Clinical meaning
High-risk prescribing involves medications with narrow therapeutic indices, significant drug-drug interactions, high potential for adverse events, or complex dosing requirements that demand advanced clinical judgment. Understanding pharmacokinetic principles (absorption, distribution, metabolism, excretion) and pharmacodynamic principles (drug-receptor interactions, dose-response relationships) is essential for safe prescribing.
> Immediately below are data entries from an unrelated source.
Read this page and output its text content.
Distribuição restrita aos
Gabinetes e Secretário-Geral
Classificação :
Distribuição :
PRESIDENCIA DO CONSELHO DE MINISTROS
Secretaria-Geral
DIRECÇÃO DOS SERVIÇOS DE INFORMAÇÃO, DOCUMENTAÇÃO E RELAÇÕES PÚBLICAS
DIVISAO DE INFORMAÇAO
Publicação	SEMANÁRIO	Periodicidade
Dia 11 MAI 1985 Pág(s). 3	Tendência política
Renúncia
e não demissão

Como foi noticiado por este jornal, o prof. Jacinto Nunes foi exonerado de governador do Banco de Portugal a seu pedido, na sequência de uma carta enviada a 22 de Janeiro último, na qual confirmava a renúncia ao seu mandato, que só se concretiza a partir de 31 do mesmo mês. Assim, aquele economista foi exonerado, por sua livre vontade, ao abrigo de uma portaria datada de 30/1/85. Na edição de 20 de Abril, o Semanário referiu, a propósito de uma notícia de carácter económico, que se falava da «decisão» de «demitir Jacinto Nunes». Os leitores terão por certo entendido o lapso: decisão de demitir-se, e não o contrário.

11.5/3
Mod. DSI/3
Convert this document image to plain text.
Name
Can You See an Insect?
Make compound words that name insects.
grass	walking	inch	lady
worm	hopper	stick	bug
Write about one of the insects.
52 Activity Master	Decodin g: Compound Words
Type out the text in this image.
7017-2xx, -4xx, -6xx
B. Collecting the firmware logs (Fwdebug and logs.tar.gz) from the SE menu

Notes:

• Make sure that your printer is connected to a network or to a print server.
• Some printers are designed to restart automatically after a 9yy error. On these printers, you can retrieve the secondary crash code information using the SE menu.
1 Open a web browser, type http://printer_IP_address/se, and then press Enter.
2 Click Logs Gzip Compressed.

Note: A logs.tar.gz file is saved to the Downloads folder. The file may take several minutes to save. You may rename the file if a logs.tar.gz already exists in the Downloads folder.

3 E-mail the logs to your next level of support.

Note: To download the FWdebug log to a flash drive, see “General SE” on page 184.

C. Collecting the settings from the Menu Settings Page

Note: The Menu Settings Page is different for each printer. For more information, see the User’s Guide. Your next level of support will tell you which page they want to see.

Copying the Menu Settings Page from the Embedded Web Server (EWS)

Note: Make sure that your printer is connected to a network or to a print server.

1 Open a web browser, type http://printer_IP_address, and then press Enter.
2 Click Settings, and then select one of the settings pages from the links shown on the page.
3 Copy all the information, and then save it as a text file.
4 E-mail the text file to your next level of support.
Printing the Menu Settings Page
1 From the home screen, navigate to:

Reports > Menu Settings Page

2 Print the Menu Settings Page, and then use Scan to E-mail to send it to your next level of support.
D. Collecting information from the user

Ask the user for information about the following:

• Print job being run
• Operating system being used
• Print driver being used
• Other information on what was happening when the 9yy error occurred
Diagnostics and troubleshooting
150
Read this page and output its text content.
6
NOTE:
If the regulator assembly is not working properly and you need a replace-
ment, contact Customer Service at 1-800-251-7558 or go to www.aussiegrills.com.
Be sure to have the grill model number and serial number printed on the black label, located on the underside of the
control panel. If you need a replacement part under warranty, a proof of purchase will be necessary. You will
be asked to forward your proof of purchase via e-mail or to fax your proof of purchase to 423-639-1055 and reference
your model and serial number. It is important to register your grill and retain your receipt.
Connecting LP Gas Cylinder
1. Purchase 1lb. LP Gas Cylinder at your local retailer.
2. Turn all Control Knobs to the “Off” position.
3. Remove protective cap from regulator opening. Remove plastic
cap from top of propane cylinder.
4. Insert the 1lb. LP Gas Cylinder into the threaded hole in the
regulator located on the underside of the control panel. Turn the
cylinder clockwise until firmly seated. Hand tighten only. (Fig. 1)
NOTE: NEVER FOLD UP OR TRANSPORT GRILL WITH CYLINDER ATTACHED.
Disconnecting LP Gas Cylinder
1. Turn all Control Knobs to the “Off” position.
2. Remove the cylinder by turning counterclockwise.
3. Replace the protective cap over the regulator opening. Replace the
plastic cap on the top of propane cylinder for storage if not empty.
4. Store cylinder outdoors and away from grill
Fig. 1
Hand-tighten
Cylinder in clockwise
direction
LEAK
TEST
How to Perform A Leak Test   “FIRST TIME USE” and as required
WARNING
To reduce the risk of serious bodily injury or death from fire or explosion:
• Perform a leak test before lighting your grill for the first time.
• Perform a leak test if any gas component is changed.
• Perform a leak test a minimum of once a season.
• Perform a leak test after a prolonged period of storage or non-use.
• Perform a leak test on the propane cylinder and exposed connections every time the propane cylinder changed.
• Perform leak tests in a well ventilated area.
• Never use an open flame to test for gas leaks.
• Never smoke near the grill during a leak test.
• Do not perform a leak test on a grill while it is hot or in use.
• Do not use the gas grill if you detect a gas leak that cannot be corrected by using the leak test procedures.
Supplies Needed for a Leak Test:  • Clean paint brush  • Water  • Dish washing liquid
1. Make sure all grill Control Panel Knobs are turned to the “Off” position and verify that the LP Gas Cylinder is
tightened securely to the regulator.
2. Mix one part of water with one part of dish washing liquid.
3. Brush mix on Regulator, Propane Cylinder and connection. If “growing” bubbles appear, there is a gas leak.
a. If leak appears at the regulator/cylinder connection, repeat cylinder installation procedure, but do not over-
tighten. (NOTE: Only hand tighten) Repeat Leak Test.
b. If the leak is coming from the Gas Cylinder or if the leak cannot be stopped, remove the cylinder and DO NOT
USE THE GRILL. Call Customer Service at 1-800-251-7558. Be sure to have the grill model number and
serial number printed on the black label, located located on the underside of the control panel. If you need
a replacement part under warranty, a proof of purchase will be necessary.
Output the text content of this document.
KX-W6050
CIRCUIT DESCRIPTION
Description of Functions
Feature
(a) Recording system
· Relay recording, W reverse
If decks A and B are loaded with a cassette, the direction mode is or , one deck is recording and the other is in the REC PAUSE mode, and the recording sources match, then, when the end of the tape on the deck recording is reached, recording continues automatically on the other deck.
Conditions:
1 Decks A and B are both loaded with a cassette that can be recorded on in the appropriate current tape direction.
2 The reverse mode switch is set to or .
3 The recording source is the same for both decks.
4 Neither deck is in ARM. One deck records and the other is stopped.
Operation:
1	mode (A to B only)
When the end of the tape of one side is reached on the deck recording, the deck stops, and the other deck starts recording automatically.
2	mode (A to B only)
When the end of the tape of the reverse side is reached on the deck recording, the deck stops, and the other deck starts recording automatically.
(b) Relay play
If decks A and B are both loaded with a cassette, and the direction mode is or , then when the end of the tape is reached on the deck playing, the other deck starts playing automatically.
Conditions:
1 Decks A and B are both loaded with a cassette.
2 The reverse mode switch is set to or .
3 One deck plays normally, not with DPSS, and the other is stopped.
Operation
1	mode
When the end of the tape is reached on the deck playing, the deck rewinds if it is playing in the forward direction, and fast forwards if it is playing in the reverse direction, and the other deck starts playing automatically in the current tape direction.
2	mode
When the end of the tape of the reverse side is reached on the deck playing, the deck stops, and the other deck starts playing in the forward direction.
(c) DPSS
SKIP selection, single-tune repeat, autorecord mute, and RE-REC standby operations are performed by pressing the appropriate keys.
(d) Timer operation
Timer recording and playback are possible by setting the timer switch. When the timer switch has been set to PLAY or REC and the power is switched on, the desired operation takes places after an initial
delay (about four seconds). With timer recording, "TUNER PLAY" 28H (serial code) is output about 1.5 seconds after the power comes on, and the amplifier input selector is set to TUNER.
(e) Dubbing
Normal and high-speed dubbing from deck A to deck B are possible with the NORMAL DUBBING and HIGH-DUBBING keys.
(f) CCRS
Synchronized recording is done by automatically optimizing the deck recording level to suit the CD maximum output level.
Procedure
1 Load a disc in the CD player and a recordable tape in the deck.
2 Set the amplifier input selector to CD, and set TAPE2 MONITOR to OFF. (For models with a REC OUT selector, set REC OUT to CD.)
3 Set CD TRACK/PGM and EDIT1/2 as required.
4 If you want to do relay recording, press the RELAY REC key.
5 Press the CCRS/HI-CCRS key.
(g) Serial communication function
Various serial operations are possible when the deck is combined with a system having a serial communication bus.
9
Narrow therapeutic index (NTI) drugs such as warfarin, digoxin, lithium, phenytoin, and aminoglycosides have small margins between therapeutic and toxic serum levels. Genetic polymorphisms in cytochrome P450 enzymes (CYP2D6, CYP2C19, CYP3A4) create significant interpatient variability in drug metabolism: poor metabolizers accumulate drugs to toxic levels, while ultra-rapid metabolizers may not achieve therapeutic concentrations. Polypharmacy (≥5 concurrent medications) exponentially increases the risk of drug interactions, adverse effects, and medication errors. The Beers Criteria identifies potentially inappropriate medications for older adults, while the STOPP/START criteria guide evidence-based prescribing decisions in geriatric patients.
Controlled substance prescribing requires understanding opioid metabolism, equianalgesic dosing, morphine milligram equivalents (MME), and addiction risk stratification. The CDC guideline recommends limiting opioid doses to <50 MME/day for chronic pain and avoiding concurrent benzodiazepine-opioid prescribing due to synergistic respiratory depression.